Thursday, 19 January 2012

Oxford Diocese and National Church of England Figures 2009 

No doubt you'll have seen a number of articles about church attendance following the release of the Church of England attendance figures for 2009.  Perhaps you've seen the news that church attendance had risen; or conflicting reports that the church is shrinking and in decline.

I know enough about the world to know that statistics can be used to show anything you like and was therefore unsurprised at conflicting reports.  But I also decided I'd like some facts so I went straight to the provisional report and here are the findings that interest me.

The Church of England electoral role (membership) increased by 1.5% in the year from 2008, this is part of a steady increase meaning membership is now only 1% below the high in 1996.  Looking locally, the electoral role in the Oxford Diocese has increased by 2%; pretty impressive.

Overall attendance at churches in the Diocese has increased by 1%; Where as the average Sunday attendance has decreased by 1%.  This would suggest that other services in the week are being well attended and fit a need in the community.

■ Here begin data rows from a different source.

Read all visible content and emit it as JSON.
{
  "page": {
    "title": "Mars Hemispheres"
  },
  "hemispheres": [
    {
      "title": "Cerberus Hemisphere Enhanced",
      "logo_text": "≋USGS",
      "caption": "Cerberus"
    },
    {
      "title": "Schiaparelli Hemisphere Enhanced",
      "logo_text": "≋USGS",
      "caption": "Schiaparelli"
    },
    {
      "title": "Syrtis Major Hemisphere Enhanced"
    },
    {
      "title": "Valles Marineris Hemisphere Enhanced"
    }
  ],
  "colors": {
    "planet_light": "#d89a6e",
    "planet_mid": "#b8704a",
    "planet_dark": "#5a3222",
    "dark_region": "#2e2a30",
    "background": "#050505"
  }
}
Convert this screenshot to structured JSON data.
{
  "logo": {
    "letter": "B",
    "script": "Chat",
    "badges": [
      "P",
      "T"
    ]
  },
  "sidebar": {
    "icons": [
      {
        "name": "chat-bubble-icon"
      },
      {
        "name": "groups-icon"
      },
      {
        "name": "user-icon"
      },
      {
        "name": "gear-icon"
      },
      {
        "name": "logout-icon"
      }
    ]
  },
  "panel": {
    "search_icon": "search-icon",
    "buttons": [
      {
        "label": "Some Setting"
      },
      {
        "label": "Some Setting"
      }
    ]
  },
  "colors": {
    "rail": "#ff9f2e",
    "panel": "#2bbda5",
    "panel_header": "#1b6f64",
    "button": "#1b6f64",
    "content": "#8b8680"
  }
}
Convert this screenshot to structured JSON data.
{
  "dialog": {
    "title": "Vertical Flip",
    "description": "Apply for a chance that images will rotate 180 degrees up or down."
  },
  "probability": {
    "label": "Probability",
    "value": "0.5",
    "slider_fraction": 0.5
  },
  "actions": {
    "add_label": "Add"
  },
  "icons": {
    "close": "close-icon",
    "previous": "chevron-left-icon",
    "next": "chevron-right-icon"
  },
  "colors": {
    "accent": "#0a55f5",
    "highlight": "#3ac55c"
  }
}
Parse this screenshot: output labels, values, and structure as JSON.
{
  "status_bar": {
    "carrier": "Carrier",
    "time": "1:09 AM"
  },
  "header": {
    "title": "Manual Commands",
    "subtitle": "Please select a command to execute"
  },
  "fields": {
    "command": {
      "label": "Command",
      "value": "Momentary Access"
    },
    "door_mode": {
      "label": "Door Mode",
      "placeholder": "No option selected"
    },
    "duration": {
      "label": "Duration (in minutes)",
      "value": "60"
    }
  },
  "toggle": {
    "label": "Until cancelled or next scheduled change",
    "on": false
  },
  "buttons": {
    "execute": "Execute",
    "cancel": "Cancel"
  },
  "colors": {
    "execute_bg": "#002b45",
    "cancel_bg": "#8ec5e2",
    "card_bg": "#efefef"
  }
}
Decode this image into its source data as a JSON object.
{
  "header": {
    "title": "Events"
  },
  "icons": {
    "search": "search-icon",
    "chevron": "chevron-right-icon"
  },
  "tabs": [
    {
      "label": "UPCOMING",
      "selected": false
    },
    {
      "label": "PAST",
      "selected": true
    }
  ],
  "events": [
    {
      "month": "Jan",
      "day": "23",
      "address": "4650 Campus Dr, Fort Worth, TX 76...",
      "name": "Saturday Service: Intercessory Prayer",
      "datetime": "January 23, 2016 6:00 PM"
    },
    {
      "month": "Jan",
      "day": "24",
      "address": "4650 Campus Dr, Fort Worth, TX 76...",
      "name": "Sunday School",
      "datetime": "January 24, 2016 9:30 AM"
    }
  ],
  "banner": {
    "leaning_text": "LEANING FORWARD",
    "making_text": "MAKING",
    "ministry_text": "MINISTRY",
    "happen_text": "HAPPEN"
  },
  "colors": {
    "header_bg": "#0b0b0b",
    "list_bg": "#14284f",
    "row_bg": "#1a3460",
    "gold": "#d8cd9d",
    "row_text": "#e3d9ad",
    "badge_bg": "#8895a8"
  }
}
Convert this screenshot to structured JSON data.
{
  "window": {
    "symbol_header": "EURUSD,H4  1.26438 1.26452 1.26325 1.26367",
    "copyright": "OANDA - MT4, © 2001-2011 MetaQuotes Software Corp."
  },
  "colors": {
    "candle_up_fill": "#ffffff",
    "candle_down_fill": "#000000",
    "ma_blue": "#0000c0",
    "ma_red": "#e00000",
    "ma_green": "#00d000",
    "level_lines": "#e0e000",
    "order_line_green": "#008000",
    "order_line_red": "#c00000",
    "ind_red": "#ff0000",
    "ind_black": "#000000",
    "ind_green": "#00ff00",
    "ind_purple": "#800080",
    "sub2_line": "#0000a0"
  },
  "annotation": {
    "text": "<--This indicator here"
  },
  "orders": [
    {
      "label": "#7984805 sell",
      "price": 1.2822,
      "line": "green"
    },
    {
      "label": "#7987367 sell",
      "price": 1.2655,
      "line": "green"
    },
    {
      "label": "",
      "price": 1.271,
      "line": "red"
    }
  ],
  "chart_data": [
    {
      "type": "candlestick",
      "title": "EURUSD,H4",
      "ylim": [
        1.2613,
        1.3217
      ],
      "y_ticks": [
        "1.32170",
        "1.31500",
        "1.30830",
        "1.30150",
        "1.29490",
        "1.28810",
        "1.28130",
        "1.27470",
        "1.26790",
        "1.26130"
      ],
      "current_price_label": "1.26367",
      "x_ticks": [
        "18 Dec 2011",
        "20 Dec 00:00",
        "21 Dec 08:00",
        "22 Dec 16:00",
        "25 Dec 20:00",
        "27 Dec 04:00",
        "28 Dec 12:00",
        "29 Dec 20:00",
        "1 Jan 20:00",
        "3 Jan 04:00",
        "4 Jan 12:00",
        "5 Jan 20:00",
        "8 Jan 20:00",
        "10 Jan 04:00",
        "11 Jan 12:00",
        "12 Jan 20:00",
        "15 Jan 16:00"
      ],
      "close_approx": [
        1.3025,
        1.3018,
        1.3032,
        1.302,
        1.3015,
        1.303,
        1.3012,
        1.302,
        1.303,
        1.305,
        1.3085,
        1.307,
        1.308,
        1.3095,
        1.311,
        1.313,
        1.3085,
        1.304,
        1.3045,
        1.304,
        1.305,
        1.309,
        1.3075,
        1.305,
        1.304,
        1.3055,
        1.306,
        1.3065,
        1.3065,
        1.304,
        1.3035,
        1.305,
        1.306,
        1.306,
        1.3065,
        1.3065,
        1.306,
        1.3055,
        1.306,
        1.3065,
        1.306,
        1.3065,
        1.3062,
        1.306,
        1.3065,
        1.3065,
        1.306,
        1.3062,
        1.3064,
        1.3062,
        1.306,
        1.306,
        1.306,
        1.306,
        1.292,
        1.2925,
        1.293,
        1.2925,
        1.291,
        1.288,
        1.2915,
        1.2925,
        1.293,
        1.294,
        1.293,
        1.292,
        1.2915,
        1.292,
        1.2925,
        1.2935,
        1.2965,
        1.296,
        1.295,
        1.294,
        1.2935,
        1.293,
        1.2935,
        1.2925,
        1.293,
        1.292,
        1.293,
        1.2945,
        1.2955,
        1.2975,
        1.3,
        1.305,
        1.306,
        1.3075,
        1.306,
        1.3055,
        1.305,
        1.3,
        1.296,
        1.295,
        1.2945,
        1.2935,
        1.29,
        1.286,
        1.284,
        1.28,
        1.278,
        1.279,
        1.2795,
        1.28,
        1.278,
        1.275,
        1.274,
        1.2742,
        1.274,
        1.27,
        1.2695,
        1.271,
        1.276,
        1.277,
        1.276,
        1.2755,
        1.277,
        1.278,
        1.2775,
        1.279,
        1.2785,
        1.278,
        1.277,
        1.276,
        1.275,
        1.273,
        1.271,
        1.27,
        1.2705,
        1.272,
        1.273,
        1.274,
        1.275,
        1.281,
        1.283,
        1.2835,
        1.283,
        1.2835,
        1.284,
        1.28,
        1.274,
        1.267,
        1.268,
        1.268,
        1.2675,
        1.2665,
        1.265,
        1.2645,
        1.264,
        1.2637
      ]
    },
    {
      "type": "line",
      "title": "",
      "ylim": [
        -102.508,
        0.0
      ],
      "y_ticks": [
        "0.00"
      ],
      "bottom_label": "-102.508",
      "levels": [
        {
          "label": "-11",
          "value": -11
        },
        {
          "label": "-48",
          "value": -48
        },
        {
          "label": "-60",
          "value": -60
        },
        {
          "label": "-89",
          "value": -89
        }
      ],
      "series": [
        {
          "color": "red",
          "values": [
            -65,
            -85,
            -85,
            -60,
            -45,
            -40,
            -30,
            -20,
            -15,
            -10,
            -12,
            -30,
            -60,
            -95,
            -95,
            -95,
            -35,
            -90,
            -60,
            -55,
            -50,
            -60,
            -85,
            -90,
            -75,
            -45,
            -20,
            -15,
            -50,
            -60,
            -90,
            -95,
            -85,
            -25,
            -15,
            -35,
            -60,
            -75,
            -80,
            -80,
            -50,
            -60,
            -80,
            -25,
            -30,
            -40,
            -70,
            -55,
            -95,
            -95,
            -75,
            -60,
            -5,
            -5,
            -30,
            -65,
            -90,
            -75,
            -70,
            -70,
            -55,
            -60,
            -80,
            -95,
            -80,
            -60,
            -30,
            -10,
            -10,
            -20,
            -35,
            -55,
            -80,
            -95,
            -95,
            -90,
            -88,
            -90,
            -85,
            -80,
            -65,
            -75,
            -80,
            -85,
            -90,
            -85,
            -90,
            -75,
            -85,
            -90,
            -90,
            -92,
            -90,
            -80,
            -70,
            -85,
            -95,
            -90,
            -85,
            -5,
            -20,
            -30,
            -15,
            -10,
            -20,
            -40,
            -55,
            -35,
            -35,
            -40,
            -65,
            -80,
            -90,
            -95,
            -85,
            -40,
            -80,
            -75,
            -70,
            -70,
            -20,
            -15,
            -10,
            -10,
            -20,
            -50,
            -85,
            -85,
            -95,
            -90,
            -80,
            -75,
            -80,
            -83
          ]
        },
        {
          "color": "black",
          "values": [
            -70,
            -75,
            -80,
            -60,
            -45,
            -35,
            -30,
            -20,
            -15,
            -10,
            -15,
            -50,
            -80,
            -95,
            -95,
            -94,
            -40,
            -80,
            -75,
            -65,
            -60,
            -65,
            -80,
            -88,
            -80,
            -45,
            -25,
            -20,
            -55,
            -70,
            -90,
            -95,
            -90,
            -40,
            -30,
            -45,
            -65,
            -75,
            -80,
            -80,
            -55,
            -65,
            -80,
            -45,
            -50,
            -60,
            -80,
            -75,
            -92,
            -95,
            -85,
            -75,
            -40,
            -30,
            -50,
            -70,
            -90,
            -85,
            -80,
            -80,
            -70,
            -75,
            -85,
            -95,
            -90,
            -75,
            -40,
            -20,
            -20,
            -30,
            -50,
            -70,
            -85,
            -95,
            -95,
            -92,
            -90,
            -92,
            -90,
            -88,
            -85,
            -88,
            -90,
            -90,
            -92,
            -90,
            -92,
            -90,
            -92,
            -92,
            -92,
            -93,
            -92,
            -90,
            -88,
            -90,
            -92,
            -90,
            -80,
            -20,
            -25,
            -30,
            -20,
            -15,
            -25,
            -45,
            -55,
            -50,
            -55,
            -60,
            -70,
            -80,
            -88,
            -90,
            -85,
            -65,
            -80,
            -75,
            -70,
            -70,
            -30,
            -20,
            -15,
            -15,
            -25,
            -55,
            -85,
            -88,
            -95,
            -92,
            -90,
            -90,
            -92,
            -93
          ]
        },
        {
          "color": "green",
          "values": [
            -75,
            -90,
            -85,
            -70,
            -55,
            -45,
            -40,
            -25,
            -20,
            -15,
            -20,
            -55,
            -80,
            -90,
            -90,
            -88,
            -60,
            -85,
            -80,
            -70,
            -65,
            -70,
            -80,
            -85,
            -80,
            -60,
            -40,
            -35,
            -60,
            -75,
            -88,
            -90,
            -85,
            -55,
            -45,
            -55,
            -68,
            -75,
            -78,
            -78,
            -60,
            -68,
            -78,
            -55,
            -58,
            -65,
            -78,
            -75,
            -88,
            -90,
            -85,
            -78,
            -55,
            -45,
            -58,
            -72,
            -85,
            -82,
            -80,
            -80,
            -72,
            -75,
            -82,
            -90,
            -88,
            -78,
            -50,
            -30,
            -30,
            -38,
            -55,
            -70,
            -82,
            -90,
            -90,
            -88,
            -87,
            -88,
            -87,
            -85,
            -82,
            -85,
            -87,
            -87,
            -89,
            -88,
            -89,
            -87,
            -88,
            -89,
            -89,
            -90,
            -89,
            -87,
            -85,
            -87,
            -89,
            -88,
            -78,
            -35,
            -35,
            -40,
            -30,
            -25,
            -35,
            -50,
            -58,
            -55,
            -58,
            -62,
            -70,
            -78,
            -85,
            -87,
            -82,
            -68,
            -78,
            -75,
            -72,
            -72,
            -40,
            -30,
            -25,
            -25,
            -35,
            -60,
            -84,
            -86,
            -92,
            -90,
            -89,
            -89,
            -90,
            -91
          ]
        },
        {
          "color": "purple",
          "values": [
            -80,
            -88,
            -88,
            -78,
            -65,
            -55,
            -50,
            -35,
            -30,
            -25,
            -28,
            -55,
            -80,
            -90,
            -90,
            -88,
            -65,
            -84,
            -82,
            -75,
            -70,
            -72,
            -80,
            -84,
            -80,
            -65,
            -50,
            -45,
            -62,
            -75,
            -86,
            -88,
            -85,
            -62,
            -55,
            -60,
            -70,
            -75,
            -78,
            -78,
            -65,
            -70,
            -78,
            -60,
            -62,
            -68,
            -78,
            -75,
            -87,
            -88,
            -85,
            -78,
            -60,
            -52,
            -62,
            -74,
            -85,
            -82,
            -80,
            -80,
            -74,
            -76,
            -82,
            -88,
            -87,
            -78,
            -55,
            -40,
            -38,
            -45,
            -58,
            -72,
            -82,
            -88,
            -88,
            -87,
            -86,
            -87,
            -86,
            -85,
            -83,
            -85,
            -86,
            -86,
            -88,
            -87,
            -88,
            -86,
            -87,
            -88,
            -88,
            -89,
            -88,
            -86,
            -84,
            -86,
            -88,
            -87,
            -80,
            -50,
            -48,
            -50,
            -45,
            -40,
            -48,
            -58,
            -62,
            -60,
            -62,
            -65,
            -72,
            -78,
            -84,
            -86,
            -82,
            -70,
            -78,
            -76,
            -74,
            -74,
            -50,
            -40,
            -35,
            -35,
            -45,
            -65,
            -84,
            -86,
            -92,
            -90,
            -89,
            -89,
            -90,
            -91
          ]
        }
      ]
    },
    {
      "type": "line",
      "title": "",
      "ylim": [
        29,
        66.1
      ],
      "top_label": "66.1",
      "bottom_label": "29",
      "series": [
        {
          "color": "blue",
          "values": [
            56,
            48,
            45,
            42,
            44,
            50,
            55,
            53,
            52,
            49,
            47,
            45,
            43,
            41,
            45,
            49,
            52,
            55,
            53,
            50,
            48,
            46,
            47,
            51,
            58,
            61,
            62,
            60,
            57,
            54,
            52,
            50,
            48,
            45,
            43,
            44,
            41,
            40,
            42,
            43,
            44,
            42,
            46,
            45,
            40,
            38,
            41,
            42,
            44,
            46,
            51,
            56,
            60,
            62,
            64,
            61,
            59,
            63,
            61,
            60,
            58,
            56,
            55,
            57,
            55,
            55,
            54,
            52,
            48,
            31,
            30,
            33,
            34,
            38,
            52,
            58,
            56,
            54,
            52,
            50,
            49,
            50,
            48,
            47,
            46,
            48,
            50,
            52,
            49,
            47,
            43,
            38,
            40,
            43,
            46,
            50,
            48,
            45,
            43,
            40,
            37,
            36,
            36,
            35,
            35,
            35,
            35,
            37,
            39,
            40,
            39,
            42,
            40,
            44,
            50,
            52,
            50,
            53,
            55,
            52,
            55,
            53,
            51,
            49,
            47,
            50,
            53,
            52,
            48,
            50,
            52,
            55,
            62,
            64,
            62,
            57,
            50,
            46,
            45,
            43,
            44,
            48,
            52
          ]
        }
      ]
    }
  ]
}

12% of the children born in the Diocese area came to churches for baptism before their child was 1 year old, a further 8% have their kids baptised before their 12th birthday.  This means families are choosing to bring their children to the church, a huge and fantastic act of faith.

Similarly, Confirmations have increased by 5.5% in the Church of England as a whole, with increases both in male and female numbers.

The area where many I speak to think the church is strong is in fact in decline.  Again the number of funerals taken in churches has decreases, this has been ongoing for the last 10 years.

The number of weddings in churches has stayed steady at 24% of all the weddings in the country.

and the area that really interested me...

Over 20% of the Sunday attendance and over 25% of the mid week attendance in the Oxford Diocese is children and young people.  This is reflected in our own church and is a fantastic sign of health for the church and it's future.

I'd say the Church of England is in good shape; let's celebrate and fling those doors even wider.